Solly was standing at the large bay windows that looked down on Kelvingrove Park and across the city to its western edges. It was still dark outside and he could hear a fierce wind blowing. The lights from the street lamps outside seemed to waver and sway, blurred by the rain falling across his window. It was like a parody of his mind, he thought; wasn’t he trying to see through a sort of darkness? There were some things that were obscuring his vision, too; these three politicians amongst them. He had seen them all on television at one time or another and could remember the attractive woman, the Glasgow man, Hardy, and James Raeburn whose programme on contemporary art Solly had also followed at one time. The psychologist rubbed his eyes with both hands as though to erase the pictures of them from his mind, then turned from the windows to concentrate on the day ahead. He was still pursuing the case that Lorimer had been forced to abandon, meeting with any friends and family of the murdered street women, and today he had an appointment with Miriam Lyons’ father.

I’ll come to your office , Jeremy Lyons had said when Solly had called up the number Lorimer had given him. Give me a time , the solicitor had added in a brusque tone that sounded as if he were already looking at his diary to check a slot that was free.

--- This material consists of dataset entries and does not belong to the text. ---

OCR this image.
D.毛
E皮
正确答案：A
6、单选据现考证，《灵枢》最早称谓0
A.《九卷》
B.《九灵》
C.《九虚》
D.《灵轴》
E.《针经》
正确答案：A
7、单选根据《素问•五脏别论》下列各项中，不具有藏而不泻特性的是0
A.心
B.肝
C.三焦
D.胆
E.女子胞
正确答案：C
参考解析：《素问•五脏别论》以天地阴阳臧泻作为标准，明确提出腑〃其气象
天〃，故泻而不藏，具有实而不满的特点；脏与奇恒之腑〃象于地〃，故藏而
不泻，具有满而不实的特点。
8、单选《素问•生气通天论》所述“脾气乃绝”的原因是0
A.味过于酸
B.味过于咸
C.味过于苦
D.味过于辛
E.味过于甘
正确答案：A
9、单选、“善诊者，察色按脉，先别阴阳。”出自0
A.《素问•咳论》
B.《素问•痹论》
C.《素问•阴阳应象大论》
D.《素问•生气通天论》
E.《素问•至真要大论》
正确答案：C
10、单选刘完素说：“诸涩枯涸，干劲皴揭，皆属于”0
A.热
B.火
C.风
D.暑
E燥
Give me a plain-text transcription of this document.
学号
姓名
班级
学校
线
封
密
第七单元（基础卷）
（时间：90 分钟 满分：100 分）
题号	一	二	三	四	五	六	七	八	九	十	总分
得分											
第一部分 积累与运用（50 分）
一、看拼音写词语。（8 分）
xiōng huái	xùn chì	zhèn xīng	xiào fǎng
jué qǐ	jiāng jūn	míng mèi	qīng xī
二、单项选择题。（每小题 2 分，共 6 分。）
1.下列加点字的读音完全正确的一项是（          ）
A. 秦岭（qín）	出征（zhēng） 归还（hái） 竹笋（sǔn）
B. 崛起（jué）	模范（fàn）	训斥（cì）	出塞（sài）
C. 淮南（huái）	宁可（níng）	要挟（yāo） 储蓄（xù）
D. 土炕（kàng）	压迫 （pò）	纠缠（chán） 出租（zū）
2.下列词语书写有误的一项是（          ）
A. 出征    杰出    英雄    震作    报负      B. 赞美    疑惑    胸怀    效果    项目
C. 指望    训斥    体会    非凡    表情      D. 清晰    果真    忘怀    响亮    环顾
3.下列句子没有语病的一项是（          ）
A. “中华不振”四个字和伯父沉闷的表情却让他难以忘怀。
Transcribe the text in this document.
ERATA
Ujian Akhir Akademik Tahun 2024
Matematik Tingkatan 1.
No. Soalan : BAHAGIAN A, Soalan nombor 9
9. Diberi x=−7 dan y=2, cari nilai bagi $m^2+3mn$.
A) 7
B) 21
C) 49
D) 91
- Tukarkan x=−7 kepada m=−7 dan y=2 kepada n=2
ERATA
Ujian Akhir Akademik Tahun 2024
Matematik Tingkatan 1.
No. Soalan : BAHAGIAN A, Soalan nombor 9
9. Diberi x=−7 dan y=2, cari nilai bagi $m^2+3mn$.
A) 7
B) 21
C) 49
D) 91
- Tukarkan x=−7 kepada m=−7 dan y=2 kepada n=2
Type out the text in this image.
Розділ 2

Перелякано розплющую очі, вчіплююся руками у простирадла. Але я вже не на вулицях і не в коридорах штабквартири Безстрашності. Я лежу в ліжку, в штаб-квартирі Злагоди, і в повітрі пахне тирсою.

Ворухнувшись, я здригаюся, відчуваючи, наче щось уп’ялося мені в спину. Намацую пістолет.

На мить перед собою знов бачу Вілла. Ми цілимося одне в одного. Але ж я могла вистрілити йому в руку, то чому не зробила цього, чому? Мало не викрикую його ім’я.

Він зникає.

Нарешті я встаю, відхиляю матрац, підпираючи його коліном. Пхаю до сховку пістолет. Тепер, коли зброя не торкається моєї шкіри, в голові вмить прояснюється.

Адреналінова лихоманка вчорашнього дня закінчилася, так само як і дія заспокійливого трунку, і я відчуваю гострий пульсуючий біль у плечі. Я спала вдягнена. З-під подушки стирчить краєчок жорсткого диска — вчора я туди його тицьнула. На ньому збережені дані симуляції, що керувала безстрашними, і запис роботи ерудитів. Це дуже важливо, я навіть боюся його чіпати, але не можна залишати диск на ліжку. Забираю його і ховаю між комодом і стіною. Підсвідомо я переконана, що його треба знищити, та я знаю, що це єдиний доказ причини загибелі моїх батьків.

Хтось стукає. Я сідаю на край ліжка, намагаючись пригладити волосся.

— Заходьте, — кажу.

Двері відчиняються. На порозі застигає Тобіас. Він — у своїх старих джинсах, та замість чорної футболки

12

Solly, who knew his own university timetable off by heart, had offered the man an hour mid-morning that he could fit between lectures. Now, in this time before dawn when sounds from the city were beginning to drift up to the houses above the park, Solly wondered why Miriam’s father had insisted on seeing him on his own without Miriam’s mother present and not at their address. Perhaps anyone who had business with their daughter’s death brought with them a sort of violation of their home. What sort of striving for normality must these poor parents have had? Not only coming to terms with Miriam’s death but its aftermath, the media poking and prying into every crevice of their personal lives. You didn’t have to be a psychologist to work that out, Solly reminded himself grimly.

The Jewish lawyer was right on time, Solly thought, seeing the man in the dark overcoat who stood on the corner of University Gardens checking his watch. His navy scarf was wound several times around his neck, the fringed ends flapping as the wind caught it and Solly wondered how long he had been standing there in the cold. He came away from the window and, leaving his door ajar, headed down the flight of stairs, ready to greet his visitor. Lyons looked up from where he stood on the pavement outside the Department of Psychology and, catching sight of Solly, he nodded as though recognising something reassuring in the psychologist’s appearance.

‘Mr Lyons.’

‘Professor Brightman.’ Gloved hands closed over Solly’s for a moment as the two men regarded one another. Jeremy Lyons was a man of around fifty, Solly guessed, noticing the dark hair receding and greying at the temples. But those deeply set brown eyes pouched with heavy folds of skin suggested someone much older. Solly knew that look; it was a look of grief beyond normal suffering that Jeremy Lyons shared with others in the aftermath of violent death.

‘Please come up.’ Solly waved a hand at the open door and ushered the man into the building and upstairs to his capacious office.